Gallery Kawamatsu, Tokyo, Japan

lamp and clock by Sumio KAWAKAMI

Sumio KAWAKAMI Biography

Sumio KAWAKAMI

Kawakami is the one of the greatest artist of Japanese woodblock-print after Edo: his color-woodcut print of 1929, << Early Summer>> is said to be a masterpiece, by which Shiko MUNAKATA decided to be a print artist.

He was born in 1895 in Yokohama, famous city as an enclave for foreigners after the Treaty of Kanagawa of 1854. Japan, who’d closed their ports for hundreds years, started to accept Western diplomats and merchants. It brought a new genre to woodblock-print (=Ukiyoe) ‘Yokohama-e’, prints depicting the foreigners and Western technical achievements like iron boats or locomotives. At the age of twenty-two, he went and stayed in US and Canada for two years. On his return, he became an English teacher in a public school of Tochigi. The printmaking activities of Kawakami started after his return from North America. He became a member of several print associations and exhibited with these groups regularly. The artist created single sheet prints and 33 limited edition books - mostly self-carved and self-printed. His style is sometimes ironical and humorous.

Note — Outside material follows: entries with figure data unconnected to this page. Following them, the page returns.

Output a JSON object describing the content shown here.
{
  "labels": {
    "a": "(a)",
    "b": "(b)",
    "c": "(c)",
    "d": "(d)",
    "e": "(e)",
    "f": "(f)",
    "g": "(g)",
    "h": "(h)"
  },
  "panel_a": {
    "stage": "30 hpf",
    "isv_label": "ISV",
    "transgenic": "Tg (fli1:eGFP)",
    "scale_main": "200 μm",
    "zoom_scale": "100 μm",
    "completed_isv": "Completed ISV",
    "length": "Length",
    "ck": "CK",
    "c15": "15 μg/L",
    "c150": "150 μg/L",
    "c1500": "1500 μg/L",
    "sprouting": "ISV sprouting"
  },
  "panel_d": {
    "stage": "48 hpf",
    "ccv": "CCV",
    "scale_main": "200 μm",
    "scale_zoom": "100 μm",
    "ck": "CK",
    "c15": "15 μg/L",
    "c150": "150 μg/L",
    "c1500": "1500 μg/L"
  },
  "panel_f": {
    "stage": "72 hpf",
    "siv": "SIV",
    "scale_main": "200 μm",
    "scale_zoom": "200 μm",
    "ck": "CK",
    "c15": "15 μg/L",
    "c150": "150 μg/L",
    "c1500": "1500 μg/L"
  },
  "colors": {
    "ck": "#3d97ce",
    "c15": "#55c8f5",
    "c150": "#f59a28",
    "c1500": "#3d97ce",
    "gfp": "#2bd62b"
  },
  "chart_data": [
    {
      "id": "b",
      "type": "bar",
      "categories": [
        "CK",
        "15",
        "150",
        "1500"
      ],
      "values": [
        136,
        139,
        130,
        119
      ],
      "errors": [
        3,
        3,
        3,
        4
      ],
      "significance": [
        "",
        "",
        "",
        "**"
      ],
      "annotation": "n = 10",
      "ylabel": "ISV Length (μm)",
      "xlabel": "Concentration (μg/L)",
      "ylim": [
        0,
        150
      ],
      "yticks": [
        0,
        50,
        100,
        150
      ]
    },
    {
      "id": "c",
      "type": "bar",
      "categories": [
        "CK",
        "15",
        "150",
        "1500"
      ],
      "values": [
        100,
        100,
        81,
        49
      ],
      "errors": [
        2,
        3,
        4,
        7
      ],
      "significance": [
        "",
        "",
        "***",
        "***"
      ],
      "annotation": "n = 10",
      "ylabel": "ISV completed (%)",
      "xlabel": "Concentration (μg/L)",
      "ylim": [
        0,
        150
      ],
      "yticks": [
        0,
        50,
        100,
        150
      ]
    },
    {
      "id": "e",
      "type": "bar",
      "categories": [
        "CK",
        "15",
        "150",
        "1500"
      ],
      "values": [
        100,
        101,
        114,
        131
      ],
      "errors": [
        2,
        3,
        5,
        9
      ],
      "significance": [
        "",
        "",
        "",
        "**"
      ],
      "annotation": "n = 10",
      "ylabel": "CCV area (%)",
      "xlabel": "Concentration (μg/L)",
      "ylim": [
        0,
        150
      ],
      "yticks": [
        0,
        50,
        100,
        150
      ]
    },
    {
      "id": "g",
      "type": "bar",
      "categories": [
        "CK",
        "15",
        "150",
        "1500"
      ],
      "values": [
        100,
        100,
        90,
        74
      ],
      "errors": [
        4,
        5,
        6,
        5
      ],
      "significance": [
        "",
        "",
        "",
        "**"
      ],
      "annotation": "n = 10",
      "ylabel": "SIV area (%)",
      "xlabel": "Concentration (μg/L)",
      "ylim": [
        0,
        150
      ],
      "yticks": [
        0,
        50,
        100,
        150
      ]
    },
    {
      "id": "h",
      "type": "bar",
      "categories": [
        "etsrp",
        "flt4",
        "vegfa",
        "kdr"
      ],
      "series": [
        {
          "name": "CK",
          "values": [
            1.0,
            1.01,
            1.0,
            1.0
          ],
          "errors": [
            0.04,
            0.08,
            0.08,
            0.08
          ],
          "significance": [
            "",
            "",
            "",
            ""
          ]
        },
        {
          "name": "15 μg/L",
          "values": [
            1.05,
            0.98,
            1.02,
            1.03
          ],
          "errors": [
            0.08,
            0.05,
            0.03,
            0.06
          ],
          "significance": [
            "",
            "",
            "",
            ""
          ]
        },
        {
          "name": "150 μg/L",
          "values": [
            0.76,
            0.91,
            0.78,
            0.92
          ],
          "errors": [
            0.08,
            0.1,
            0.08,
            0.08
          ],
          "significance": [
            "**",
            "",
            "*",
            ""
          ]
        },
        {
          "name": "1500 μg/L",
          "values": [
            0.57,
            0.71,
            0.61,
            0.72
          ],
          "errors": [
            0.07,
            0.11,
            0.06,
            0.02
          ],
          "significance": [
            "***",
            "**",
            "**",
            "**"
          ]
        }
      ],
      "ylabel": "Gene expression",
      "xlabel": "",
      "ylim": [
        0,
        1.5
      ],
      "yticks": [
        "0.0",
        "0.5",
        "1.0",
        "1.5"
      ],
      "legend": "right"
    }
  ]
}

Many print subjects deal with the impact of foreigners on the Japanese culture.. On the other hand, his works had developed into varied subjects along his life: ex, Ainu (aboriginal people in Hokkaido, northern part of Japan, where he evacuated during WWII) or some foreign fables like Aesop, Grimm. Though it was in 1960’s that Sumio Kawakami finally gained late recognition, in 1974 and 1975 several large retrospective exhibitions were held and in 1992, the <<Kawakami Sumio Print Museum>> opened in Tochigi, which displays solely the works of him.